Thirty detectives were at the scene with rafts taken away by a forensic team.
“There will be a broad range of things examined – policies, procedures, maintenance schedules and the actual, I guess, the make-up of the whole ride itself in terms of compliance about contemporary engineering,” he said.
Ben Swan, the Queensland secretary of the Australian Workers Union, said the organisation voiced serious concerns about the operation and maintenance of some equipment at Dreamworld last year, although not the river rapids ride.
“I don’t want to inflame the situation,” he told the Australian Broadcasting Corporation.
“However, we do think that in the interests of workers at that facility, but also to the patrons of that facility... it is important there is a full inquiry.”

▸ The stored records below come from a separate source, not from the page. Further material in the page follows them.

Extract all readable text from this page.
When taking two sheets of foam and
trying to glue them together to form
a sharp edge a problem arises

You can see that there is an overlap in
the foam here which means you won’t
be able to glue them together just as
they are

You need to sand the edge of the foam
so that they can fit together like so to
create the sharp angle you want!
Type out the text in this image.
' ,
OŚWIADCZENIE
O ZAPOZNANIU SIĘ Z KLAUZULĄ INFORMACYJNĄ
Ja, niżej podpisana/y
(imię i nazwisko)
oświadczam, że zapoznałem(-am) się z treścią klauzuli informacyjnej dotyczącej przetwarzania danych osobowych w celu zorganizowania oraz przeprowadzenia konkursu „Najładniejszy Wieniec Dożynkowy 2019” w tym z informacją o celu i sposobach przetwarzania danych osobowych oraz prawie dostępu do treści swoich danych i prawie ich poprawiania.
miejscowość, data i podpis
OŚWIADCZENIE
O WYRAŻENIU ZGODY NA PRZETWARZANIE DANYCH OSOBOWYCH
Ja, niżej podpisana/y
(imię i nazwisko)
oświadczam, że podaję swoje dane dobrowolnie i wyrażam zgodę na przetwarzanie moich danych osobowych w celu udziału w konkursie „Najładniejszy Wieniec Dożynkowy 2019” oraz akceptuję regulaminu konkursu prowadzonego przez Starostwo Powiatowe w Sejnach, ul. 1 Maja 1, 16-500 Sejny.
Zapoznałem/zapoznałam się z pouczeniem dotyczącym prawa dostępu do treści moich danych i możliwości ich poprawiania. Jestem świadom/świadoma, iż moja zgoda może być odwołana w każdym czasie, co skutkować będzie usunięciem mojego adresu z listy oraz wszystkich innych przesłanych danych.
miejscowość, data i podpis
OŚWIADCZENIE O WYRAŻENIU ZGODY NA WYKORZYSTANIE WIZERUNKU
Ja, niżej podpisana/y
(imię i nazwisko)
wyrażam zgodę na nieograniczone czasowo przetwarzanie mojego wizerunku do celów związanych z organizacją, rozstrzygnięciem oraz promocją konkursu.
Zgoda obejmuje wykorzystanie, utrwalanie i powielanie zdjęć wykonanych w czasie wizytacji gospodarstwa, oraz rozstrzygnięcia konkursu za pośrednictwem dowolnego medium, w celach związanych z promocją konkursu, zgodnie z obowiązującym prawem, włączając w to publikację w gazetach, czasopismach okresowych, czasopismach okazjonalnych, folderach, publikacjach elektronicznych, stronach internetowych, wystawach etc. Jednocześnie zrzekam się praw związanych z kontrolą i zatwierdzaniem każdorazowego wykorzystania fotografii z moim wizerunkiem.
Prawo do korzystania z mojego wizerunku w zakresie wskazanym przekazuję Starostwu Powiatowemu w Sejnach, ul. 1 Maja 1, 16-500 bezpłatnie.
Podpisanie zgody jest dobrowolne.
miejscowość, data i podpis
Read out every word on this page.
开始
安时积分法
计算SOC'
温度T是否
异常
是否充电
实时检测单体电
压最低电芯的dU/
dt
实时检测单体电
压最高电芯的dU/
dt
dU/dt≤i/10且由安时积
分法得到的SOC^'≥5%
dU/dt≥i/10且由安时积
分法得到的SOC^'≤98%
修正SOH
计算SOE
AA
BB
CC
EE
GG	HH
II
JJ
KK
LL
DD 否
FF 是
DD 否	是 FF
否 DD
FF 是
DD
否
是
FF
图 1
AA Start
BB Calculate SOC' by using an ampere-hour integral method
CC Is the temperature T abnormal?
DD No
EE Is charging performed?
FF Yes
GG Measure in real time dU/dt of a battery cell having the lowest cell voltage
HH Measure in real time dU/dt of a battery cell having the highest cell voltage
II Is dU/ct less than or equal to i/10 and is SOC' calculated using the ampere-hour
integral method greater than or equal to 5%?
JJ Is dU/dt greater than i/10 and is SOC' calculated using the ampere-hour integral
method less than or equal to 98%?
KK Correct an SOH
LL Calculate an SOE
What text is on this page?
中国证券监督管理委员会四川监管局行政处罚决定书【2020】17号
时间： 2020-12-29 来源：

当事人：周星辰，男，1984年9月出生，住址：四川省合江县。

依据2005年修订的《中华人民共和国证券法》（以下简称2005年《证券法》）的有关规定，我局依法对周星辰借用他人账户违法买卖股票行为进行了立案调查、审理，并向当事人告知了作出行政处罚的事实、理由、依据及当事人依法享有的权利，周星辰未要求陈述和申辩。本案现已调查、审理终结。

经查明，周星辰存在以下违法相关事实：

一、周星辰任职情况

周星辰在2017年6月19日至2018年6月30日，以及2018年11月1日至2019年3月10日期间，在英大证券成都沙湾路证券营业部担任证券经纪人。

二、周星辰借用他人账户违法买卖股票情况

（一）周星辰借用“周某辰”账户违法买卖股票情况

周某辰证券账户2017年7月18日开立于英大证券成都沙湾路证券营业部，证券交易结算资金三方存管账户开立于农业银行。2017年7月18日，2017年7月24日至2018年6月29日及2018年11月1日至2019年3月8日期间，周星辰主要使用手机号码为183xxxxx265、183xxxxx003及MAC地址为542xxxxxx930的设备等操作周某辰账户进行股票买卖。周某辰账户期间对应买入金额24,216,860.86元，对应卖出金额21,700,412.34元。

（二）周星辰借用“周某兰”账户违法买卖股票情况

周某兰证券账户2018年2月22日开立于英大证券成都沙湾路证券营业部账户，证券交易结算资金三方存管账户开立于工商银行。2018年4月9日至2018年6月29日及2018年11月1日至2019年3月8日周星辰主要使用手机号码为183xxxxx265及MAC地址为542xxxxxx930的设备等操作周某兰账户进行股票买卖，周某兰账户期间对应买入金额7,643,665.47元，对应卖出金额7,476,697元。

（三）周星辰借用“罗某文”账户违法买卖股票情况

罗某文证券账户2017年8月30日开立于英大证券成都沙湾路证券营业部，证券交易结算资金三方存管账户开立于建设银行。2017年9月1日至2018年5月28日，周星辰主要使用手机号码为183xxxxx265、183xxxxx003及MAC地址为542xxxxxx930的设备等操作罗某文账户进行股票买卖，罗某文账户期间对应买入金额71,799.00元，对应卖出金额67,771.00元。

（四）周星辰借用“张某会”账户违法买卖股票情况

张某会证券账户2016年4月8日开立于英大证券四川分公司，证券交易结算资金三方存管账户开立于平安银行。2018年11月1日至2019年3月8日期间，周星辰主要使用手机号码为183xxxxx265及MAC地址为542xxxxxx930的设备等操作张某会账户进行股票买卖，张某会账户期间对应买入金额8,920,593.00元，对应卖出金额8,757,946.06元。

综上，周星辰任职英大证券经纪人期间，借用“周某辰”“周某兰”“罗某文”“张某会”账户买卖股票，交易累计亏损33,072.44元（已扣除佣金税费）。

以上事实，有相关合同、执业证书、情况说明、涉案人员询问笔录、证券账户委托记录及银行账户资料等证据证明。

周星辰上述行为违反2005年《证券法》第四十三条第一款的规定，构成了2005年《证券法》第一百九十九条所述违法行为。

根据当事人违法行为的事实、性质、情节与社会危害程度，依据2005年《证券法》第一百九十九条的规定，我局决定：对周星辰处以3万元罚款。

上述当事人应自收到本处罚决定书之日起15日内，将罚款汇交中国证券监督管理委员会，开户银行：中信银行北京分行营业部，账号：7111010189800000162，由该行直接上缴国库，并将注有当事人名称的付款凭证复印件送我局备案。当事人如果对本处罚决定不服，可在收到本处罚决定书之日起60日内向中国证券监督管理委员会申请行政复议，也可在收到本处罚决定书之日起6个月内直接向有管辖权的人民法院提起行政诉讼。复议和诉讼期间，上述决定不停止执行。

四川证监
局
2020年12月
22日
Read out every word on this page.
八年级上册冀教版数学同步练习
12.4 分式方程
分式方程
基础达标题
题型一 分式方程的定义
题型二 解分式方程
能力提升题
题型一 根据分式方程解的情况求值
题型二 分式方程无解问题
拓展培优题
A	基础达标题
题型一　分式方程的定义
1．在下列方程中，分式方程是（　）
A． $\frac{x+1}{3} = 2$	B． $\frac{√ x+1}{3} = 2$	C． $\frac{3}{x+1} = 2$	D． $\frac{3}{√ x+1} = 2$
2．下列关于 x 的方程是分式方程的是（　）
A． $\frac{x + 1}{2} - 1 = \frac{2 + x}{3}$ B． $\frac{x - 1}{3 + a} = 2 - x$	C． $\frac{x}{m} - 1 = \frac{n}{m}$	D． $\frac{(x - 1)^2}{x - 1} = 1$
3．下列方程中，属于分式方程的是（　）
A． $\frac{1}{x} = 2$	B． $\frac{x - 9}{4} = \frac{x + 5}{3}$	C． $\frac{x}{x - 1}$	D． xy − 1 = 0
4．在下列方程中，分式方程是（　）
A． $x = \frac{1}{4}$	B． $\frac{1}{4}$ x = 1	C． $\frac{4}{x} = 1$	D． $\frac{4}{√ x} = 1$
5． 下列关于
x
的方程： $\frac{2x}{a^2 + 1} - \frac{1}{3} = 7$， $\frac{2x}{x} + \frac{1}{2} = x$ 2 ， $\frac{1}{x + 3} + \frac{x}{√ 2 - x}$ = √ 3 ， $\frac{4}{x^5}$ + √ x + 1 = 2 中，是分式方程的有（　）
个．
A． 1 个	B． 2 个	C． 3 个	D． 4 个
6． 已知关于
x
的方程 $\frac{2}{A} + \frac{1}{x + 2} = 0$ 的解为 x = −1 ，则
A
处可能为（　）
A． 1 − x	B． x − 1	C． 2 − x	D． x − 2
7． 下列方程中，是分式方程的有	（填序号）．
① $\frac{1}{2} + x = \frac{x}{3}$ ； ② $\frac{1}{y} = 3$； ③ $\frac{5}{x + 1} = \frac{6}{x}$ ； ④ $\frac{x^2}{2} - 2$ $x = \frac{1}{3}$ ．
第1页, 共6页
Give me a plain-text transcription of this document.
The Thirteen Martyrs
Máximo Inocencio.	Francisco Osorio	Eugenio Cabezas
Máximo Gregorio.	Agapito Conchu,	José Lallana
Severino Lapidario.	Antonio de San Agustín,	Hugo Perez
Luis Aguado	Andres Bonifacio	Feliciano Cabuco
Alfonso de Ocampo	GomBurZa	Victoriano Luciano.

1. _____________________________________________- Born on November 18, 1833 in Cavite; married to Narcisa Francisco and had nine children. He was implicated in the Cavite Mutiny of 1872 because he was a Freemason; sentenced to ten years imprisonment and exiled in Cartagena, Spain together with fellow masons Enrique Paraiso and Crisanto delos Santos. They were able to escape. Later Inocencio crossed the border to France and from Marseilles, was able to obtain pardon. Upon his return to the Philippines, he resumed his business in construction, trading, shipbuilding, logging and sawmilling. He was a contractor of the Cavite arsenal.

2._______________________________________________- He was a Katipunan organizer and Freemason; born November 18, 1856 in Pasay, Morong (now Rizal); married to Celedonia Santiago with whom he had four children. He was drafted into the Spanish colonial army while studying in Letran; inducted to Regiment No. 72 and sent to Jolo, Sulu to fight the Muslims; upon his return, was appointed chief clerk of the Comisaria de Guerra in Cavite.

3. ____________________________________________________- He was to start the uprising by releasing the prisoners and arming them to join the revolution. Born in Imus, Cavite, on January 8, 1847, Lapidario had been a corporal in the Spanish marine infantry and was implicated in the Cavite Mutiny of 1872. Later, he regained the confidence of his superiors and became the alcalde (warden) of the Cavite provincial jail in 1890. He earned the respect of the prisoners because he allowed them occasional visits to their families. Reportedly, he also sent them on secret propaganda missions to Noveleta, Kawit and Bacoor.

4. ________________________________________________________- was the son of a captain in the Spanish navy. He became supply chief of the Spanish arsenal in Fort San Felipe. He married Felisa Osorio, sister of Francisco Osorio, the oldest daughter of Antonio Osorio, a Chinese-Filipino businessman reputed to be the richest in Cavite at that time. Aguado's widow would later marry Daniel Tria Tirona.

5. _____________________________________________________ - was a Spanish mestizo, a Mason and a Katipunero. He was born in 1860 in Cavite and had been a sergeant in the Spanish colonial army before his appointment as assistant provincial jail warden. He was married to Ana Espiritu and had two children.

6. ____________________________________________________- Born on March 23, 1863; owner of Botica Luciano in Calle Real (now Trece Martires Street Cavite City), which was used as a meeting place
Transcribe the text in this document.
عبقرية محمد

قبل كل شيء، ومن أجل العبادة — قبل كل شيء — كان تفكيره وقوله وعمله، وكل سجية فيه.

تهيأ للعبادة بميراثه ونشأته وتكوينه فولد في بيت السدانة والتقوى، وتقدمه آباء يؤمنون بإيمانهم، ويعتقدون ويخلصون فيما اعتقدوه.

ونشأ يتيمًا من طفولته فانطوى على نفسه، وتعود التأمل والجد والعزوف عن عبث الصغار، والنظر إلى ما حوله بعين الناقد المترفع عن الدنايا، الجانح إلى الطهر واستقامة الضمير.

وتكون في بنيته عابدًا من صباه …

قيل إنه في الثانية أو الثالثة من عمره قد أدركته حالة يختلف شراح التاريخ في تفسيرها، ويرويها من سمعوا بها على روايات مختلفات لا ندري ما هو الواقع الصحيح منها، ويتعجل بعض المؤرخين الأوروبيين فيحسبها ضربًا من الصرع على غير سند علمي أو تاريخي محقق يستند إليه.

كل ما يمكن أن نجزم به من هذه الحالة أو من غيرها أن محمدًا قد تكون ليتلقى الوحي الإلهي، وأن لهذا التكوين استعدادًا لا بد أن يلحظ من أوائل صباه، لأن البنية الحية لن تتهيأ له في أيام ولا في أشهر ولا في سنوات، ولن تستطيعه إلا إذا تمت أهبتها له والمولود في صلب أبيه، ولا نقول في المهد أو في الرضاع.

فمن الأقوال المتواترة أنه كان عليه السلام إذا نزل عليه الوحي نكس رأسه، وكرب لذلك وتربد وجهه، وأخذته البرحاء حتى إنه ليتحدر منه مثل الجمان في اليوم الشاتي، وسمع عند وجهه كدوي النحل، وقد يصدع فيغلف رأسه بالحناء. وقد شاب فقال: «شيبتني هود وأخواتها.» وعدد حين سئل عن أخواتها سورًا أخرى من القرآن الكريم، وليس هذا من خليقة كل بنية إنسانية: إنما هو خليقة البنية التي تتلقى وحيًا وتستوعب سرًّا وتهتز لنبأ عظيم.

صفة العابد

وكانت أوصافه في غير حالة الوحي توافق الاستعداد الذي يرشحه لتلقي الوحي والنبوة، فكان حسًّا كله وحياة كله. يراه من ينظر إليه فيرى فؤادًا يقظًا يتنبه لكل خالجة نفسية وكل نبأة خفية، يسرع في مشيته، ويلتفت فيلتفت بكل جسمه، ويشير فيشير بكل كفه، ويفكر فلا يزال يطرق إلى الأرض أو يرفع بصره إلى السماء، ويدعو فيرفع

The Australian newspaper reported that a series of mechanical problems were plaguing the water ride hours before the accident.
Codd said he was aware of the reports and added: “I would imagine that would be an important area of interest for the coroner”.
The Gold Coast, which hosts the Commonwealth Games in 2018, is a major tourist destination and Queensland Premier Annastacia Palaszczuk pleaded with holidaymakers not to turn their backs on the area. “The Gold Coast is safe,” she told the Seven Network. “Please don’t alter your holiday plans. Please continue to show your support. We will get to the bottom of this.”
Dreamworld, which opened in 1981 and has over 40 rides and attractions, said in a statement late on Tuesday its whole team was “devastated and shocked”.
“We are working closely with the authorities to understand exactly what occurred.”
The park remained closed on Wednesday.